Omdat we geen auto kunnen rijden, moeten de boodschappen in meerdere keren naar binnen worden gesleept. Daarom rijd ik al een paar weekenden naar de supermarkt op en neer voor kratjes bier, flessen wijn en fris, worst, nootjes en chips. Van de markt komt dan de ruime sortering kazen. Bij de Turkse winkel haal ik op de ochtend zelf de rauwkost en de broden.
Vaak zijn we de dag van tevoren al bezig met voorbereiden, koken en versieren. En indrinken. Ook maak ik in mijn hoofd een speellijst van cd’s. Veel zomerse en vrolijke klanken, af en toe even headbangen en wie wil dansen, die kan dansen. Wacht, dit jaar heeft Lex toegezegd te komen; zou hij zijn gitaar meenemen? Dat heeft hij wel eens eerder gedaan en de rest van zijn band kwam toen als verrassing ook. In onze achtertuin vond toen die avond een wel heel spontaan concertje plaats.
Dit jaar houden we het eenvoudig. Geen hele dag, maar alleen de avond. Koffie en thee schenken we niet, want dat scheelt een hoop gedoe. Gewoon lekker gelijk aan de frisdrank of de borrel. Geinig is ook dat de mensen dan in korte tijd allemaal binnenkomen. Wel hebben we alle naaste familie, alle goede vrienden en bekenden uitgenodigd. Dat kon dus wel eens een heel drukke boel worden.
We gaan ons niet te zeer uitsloven met eten. Geen uitgebreide maaltijden dit keer, maar wel ruim voldoende hapjes en drankjes.
‘Ik houd niet van verjaardagen,’ zegt iemand die ik ken. Dus viert hij ze niet. Op mijn verjaardag komt hij maar wat graag een biertje of wat drinken. Ik zal me netjes houden, maar het woord DROPLUL schiet mij te binnen. In hoofdletters, ja. Liefst nog vet gedrukt ook.
Ik geef toe: ik vind ook niet iedere verjaardag leuk om naar toe te gaan. De huiskamers waarin iedereen met een glas fris in de hand zwijgend in een grote en verlichte kring op een keukenstoel zit, totdat er iemand durft te vragen of iemand anders de chips even door wil geven, die mijd ik naar hartenlust. Daarom geef ik zelf graag het goede voorbeeld.

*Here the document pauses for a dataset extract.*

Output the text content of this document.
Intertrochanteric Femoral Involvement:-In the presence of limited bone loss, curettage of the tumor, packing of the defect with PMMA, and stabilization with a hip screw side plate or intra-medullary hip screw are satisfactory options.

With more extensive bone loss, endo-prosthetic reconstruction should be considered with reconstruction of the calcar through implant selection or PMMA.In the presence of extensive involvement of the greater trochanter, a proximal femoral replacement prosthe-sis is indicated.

Een goed feest mag best in huiselijke kring zijn. Zelf vier ik mijn feesten heel graag thuis. (Dan hoef ik niet te ver naar mijn bed te kruipen.) Op een goed feest zijn stoelen te weinig, zodat er gasten moeten staan. Daarnaast begroet ik iedereen bij binnenkomst met de woorden: ‘Welkom! Ik schenk het eerste drankje voor je in. Loop even mee naar de keuken en de koelkast, dan laat ik je zien hoe het moet. Je tweede drankje regel je dan zelf.’ Op deze manier gaan de mensen lopen en komen ze in contact met elkaar. Bovendien hebben De Vrouw en ik zelf ook nog tijd en gelegenheid om met onze gasten in gesprek te zijn. Voldoende stoelen zijn funest voor een succesvol feest.

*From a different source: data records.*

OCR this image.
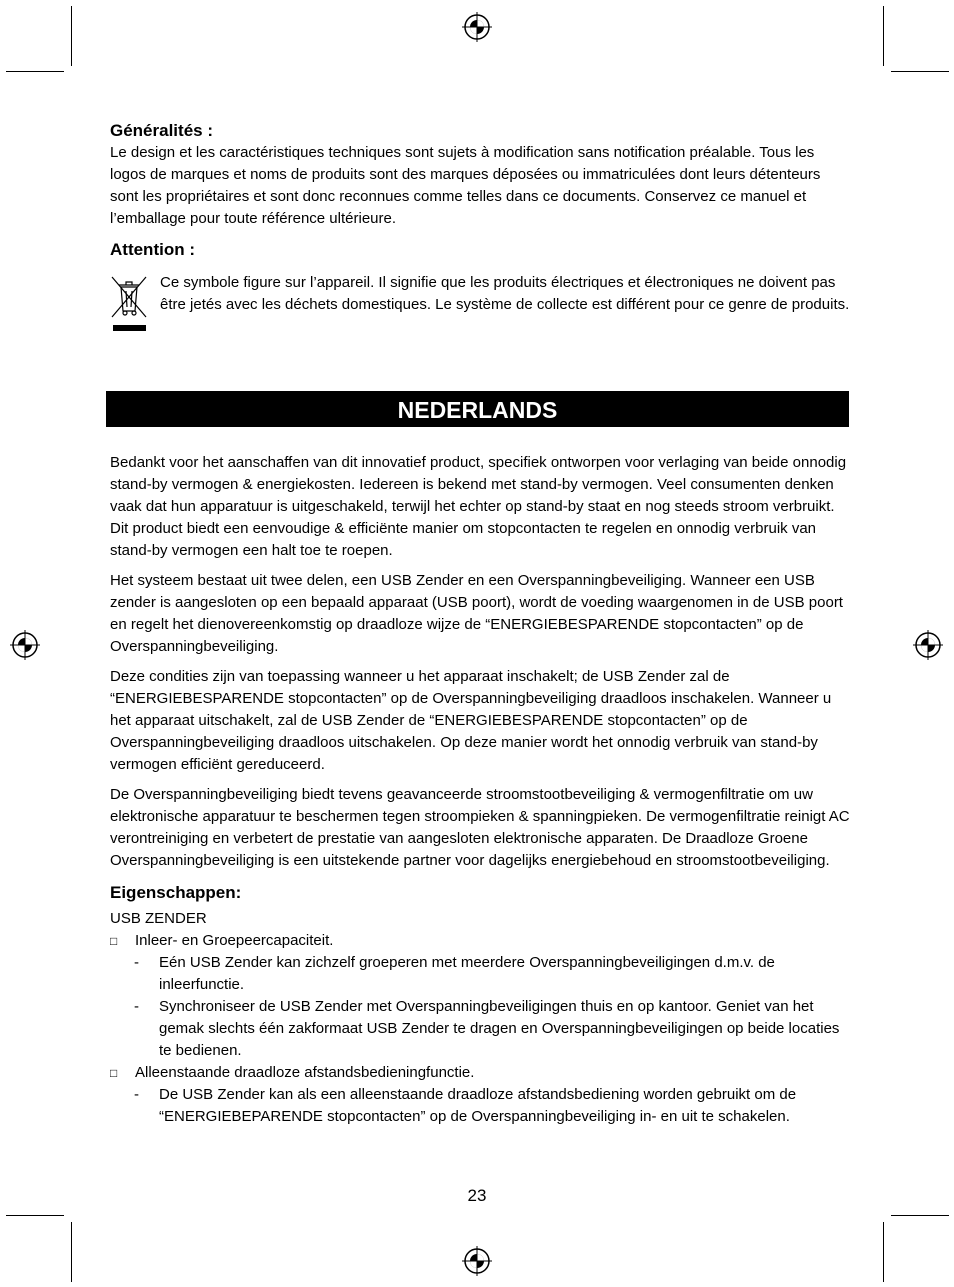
Généralités :

Le design et les caractéristiques techniques sont sujets à modification sans notification préalable. Tous les logos de marques et noms de produits sont des marques déposées ou immatriculées dont leurs détenteurs sont les propriétaires et sont donc reconnues comme telles dans ce documents. Conservez ce manuel et l’emballage pour toute référence ultérieure.

Attention :

Ce symbole figure sur l’appareil. Il signifie que les produits électriques et électroniques ne doivent pas être jetés avec les déchets domestiques. Le système de collecte est différent pour ce genre de produits.

NEDERLANDS

Bedankt voor het aanschaffen van dit innovatief product, specifiek ontworpen voor verlaging van beide onnodig stand-by vermogen & energiekosten. Iedereen is bekend met stand-by vermogen. Veel consumenten denken vaak dat hun apparatuur is uitgeschakeld, terwijl het echter op stand-by staat en nog steeds stroom verbruikt. Dit product biedt een eenvoudige & efficiënte manier om stopcontacten te regelen en onnodig verbruik van stand-by vermogen een halt toe te roepen.

Het systeem bestaat uit twee delen, een USB Zender en een Overspanningbeveiliging. Wanneer een USB zender is aangesloten op een bepaald apparaat (USB poort), wordt de voeding waargenomen in de USB poort en regelt het dienovereenkomstig op draadloze wijze de “ENERGIEBESPARENDE stopcontacten” op de Overspanningbeveiliging.

Deze condities zijn van toepassing wanneer u het apparaat inschakelt; de USB Zender zal de “ENERGIEBESPARENDE stopcontacten” op de Overspanningbeveiliging draadloos inschakelen. Wanneer u het apparaat uitschakelt, zal de USB Zender de “ENERGIEBESPARENDE stopcontacten” op de Overspanningbeveiliging draadloos uitschakelen. Op deze manier wordt het onnodig verbruik van stand-by vermogen efficiënt gereduceerd.

De Overspanningbeveiliging biedt tevens geavanceerde stroomstootbeveiliging & vermogenfiltratie om uw elektronische apparatuur te beschermen tegen stroompieken & spanningpieken. De vermogenfiltratie reinigt AC verontreiniging en verbetert de prestatie van aangesloten elektronische apparaten. De Draadloze Groene Overspanningbeveiliging is een uitstekende partner voor dagelijks energiebehoud en stroomstootbeveiliging.

Eigenschappen:
USB ZENDER
□ Inleer- en Groepeercapaciteit.
- Eén USB Zender kan zichzelf groeperen met meerdere Overspanningbeveiligingen d.m.v. de inleerfunctie.
- Synchroniseer de USB Zender met Overspanningbeveiligingen thuis en op kantoor. Geniet van het gemak slechts één zakformaat USB Zender te dragen en Overspanningbeveiligingen op beide locaties te bedienen.
□ Alleenstaande draadloze afstandsbedieningfunctie.
- De USB Zender kan als een alleenstaande draadloze afstandsbediening worden gebruikt om de “ENERGIEBEPARENDE stopcontacten” op de Overspanningbeveiliging in- en uit te schakelen.
23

Voor de rest moet alles in overvloed zijn: lekker mopje muziek, volop vreterijen, flessen, vaten, kratten en dozen met drinken en een veelheid aan goede mensen. Mensen in overvloed. Mensen ja, mensen! Want mensen: daar gaat het om.

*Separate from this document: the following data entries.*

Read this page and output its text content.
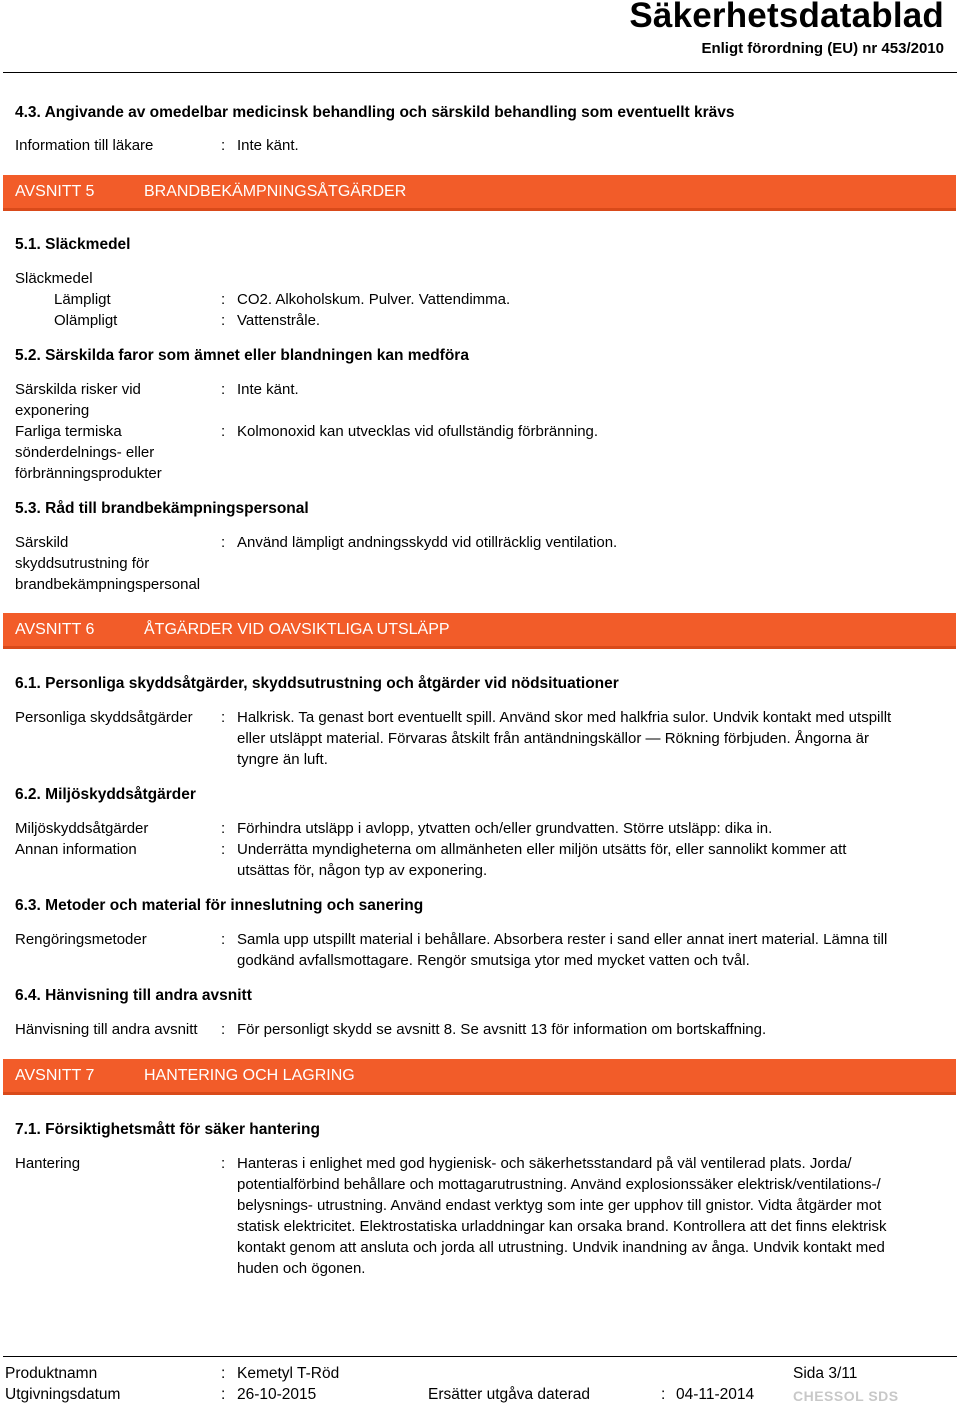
Säkerhetsdatablad
Enligt förordning (EU) nr 453/2010
4.3. Angivande av omedelbar medicinsk behandling och särskild behandling som eventuellt krävs
Information till läkare	: Inte känt.
AVSNITT 5	BRANDBEKÄMPNINGSÅTGÄRDER
5.1. Släckmedel
Släckmedel
Lämpligt	: CO2. Alkoholskum. Pulver. Vattendimma.
Olämpligt	: Vattenstråle.
5.2. Särskilda faror som ämnet eller blandningen kan medföra
Särskilda risker vid
exponering
: Inte känt.
Farliga termiska
sönderdelnings- eller
förbränningsprodukter
: Kolmonoxid kan utvecklas vid ofullständig förbränning.
5.3. Råd till brandbekämpningspersonal
Särskild
skyddsutrustning för
brandbekämpningspersonal
: Använd lämpligt andningsskydd vid otillräcklig ventilation.
AVSNITT 6	ÅTGÄRDER VID OAVSIKTLIGA UTSLÄPP
6.1. Personliga skyddsåtgärder, skyddsutrustning och åtgärder vid nödsituationer
Personliga skyddsåtgärder : Halkrisk. Ta genast bort eventuellt spill. Använd skor med halkfria sulor. Undvik kontakt med utspillt
eller utsläppt material. Förvaras åtskilt från antändningskällor — Rökning förbjuden. Ångorna är
tyngre än luft.
6.2. Miljöskyddsåtgärder
Miljöskyddsåtgärder	: Förhindra utsläpp i avlopp, ytvatten och/eller grundvatten. Större utsläpp: dika in.
Annan information	: Underrätta myndigheterna om allmänheten eller miljön utsätts för, eller sannolikt kommer att
utsättas för, någon typ av exponering.
6.3. Metoder och material för inneslutning och sanering
Rengöringsmetoder	: Samla upp utspillt material i behållare. Absorbera rester i sand eller annat inert material. Lämna till
godkänd avfallsmottagare. Rengör smutsiga ytor med mycket vatten och tvål.
6.4. Hänvisning till andra avsnitt
Hänvisning till andra avsnitt : För personligt skydd se avsnitt 8. Se avsnitt 13 för information om bortskaffning.
AVSNITT 7	HANTERING OCH LAGRING
7.1. Försiktighetsmått för säker hantering
Hantering	: Hanteras i enlighet med god hygienisk- och säkerhetsstandard på väl ventilerad plats. Jorda/
potentialförbind behållare och mottagarutrustning. Använd explosionssäker elektrisk/ventilations-/
belysnings- utrustning. Använd endast verktyg som inte ger upphov till gnistor. Vidta åtgärder mot
statisk elektricitet. Elektrostatiska urladdningar kan orsaka brand. Kontrollera att det finns elektrisk
kontakt genom att ansluta och jorda all utrustning. Undvik inandning av ånga. Undvik kontakt med
huden och ögonen.
Produktnamn	: Kemetyl T-Röd	Sida 3/11
Utgivningsdatum	: 26-10-2015	Ersätter utgåva daterad	: 04-11-2014	CHESSOL SDS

Contact in levende lijve blijft het mooiste dat er is. Hoepel op met je social media. Ik kan het woord niet meer horen. Mensen die ermee bezig zijn, zijn meer vriendjes met hun knopjes en schermpje, dan met echte mensen. Nee, geef mij de gelegenheid om daadwerkelijk in het echie met iemand contact te hebben en ik ben je man. Organiseer een bijeenkomst, een wijnproeverij, een concertje, een gezellige avond, wat dan ook: ik ben er graag bij. Geef een feest. Maak feest. Vier! Vier het leven. Maar morgen liever niet. Want morgen, morgen kan ik niet. Morgen ben ik jarig.